— Разумеется. Хотя на первый взгляд может показаться, что это и не так. Когда непосвященный смотрит на соревнования фехтовальщиков, он определяет, который лучше, только по результату. Ему трудно уловить стиль — слишком быстры и тонки комбинации, слишком неуловимы движения. Точно так же для непосвященного (зрителя или актера) театр, кино, телевидение, эстрада — все сливается в единое понятие — актерская игра. Оценка — хорошо или плохо, нравится или не нравится. Я подчеркиваю, что непосвященными в этом смысле бывают не только зрители, но и актеры и режиссеры, работающие не покладая рук в этих театрах. На мой взгляд, работа актера в разных видах искусства — близко лежащие, но все же различные профессии. Из одного корня, но в разные стороны. Я бы сравнил их со славянскими языками — понять с некоторым усилием можно и серба и болгарина, не изучая специально языка. Но чтобы заговорить на этом языке, нужно многое. Примениться к технике телевидения театральному актеру нетрудно, но повести за собой эту технику, заговорить на языке телевидения — это другая профессия.
— В чем ее существенное отличие?
— Телевидение — искусство без дубля. Кино живет дублями и их отбором, театр живет повтором, рядовым спектаклем. На телевидении играешь единственный раз, сегодня, сейчас. Если передача повторяется, тиражируется — это чисто техническая задача. Актер на телевидении играет один раз, сразу обращаясь ко всем, к каждому. Мне кажется, что это ощущение единственности данного представления составляет одну из главных особенностей актерской работы на телевидении.
С чем это сравнить? С театральной премьерой без последующих спектаклей? Попробуйте в театре предложить актерам репетировать пьесу, заранее зная, что она пройдет один раз. Ничего не получится. Другой настрой, другое искусство. Однажды можно показывать либо сделанное совершенно, закрепленное многогранным опытом в других видах искусства — так переносятся на телевидение готовые театральные спектакли, эстрадные номера, — либо попробовать импровизировать в этот единственный раз, вдохновившись единственностью, особой атмосферой, когда ты говоришь не со зрительным залом, а с каждым из многих отдельно. Это, по-моему, и только это и есть телевидение. Передача должна отличаться от репетиции гораздо сильнее, чем отличается генеральная в театре от премьеры.

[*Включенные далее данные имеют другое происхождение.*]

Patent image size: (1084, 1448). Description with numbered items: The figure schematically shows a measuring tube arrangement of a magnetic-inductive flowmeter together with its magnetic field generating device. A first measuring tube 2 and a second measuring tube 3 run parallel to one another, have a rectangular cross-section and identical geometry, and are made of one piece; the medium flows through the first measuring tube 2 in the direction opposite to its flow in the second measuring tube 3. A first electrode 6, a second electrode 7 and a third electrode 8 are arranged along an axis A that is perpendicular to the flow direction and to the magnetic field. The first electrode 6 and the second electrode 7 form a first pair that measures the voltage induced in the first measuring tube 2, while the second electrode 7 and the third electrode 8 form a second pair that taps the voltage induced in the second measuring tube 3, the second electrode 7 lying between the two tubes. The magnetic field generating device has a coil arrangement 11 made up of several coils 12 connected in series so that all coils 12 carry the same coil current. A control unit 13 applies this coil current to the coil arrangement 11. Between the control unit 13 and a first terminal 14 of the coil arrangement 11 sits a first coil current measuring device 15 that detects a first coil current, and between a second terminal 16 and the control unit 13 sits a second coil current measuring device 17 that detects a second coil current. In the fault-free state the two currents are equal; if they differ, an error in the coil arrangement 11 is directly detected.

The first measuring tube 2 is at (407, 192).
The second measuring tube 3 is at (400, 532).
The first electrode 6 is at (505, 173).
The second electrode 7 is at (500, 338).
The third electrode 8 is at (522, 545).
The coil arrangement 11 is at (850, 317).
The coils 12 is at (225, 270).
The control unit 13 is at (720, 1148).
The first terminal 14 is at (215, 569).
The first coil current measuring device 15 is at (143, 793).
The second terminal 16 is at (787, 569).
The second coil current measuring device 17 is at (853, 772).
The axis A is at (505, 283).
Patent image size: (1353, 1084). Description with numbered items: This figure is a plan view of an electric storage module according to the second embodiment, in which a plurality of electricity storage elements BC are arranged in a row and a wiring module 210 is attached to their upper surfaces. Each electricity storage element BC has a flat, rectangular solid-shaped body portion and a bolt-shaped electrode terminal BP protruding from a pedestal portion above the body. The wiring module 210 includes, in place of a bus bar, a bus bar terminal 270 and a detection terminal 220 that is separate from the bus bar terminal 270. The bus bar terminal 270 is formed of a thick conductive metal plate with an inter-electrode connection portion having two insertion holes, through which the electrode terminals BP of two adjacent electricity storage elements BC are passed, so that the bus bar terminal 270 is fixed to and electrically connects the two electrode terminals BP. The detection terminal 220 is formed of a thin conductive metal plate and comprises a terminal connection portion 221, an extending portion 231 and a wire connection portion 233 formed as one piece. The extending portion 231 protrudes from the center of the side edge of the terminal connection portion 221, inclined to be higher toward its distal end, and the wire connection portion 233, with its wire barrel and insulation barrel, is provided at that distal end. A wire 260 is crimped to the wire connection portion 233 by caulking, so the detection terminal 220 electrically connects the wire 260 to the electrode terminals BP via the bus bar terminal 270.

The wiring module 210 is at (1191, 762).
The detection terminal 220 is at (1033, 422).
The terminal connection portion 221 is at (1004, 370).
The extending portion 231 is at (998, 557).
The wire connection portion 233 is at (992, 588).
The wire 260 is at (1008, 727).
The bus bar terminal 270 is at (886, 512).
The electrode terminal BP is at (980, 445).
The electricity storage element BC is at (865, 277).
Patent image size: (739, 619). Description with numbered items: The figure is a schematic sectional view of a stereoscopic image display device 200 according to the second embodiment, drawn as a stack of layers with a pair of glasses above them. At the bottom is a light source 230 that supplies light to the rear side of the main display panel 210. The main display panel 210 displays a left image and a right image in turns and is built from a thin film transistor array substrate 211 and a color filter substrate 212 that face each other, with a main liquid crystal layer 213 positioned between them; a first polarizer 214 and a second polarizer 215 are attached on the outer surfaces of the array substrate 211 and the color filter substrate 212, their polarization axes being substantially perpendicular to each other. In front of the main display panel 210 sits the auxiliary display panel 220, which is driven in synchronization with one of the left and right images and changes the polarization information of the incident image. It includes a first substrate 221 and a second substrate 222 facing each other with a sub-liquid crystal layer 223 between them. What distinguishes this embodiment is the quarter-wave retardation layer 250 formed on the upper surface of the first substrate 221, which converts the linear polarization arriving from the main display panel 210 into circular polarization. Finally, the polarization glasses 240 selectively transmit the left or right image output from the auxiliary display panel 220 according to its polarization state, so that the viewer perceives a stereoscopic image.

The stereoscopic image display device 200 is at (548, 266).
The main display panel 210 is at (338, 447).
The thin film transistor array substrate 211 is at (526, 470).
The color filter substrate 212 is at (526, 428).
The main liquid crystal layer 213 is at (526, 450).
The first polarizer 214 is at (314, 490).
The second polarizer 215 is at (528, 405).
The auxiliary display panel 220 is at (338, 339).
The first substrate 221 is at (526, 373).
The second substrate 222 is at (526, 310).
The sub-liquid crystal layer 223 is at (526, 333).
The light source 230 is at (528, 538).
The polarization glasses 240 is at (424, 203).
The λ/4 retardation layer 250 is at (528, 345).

— Вы говорите: импровизация. Но почему?
— Потому что должно быть соответствие между мерой внимания зрителя и отдачей, мощностью работы актера. Театр, эстрада, кино — искусства публичные. Зритель затрачивает целый ряд усилий для того, чтобы начать смотреть: покупает билеты, собирается, сдает пальто и, наконец, главное — объединяется с другими зрителями в новое и живое тело — зрительный зал. Телевидение — искусство личное. Путь зрителя к телеспектаклю короток — поворот ручки настройки. Поэтому внутренний настрой зрителя невысок. Чтобы произошел контакт, актер не должен говорить с одним не вполне внимательным человеком, сидящим дома, как говорят с готовой слушать массой. Способ игры, мера подготовленности актера должны быть уравновешены с мерой начальной заинтересованности зрителя. Отсюда вывод — для меня телевидение — искусство эскизное, допускающее гораздо больше импровизации в момент представления, чем кино и театр. В этом привлекательность, в этом своеобразие.
— Но в этом ведь и опасность! Опасность «выдать» в эфир несделанное!?
— Да, но эскиз не должен быть небрежным. Незаконченное, несделанное вообще нельзя показывать. Играть для каждого отдельно вовсе не значит играть по-домашнему — безответственно и не затрачиваясь. Импровизация должна иметь твердую, но очень подвижную основу. Все эти проблемы встали передо мной, когда в 1965 году по инициативе моего друга — талантливого и опытного телевизионного режиссера Александра Аркадьевича Белинского — я взялся за сложное дело — прочесть по телевидению всего «Евгения Онегина». Восемь глав — восемь передач. На эстраде я «Онегина» не читал, наизусть его не знал. Большая любовь к произведению пришла ко мне как раз в этот год, была для меня новой, волнующей. Итак, любовь к произведению, довольно хорошее знание биографии, жизни, характера Пушкина и полное незнание текста. Меня взволновало само сочетание Пушкин — телевидение. Оно показалось мне очень органичным. Уже первая строфа романа в стихах идеально выражает интимное, личное обращение к читателю-зрителю, настойчивое, доверительное, которое так свойственно маленькому экрану.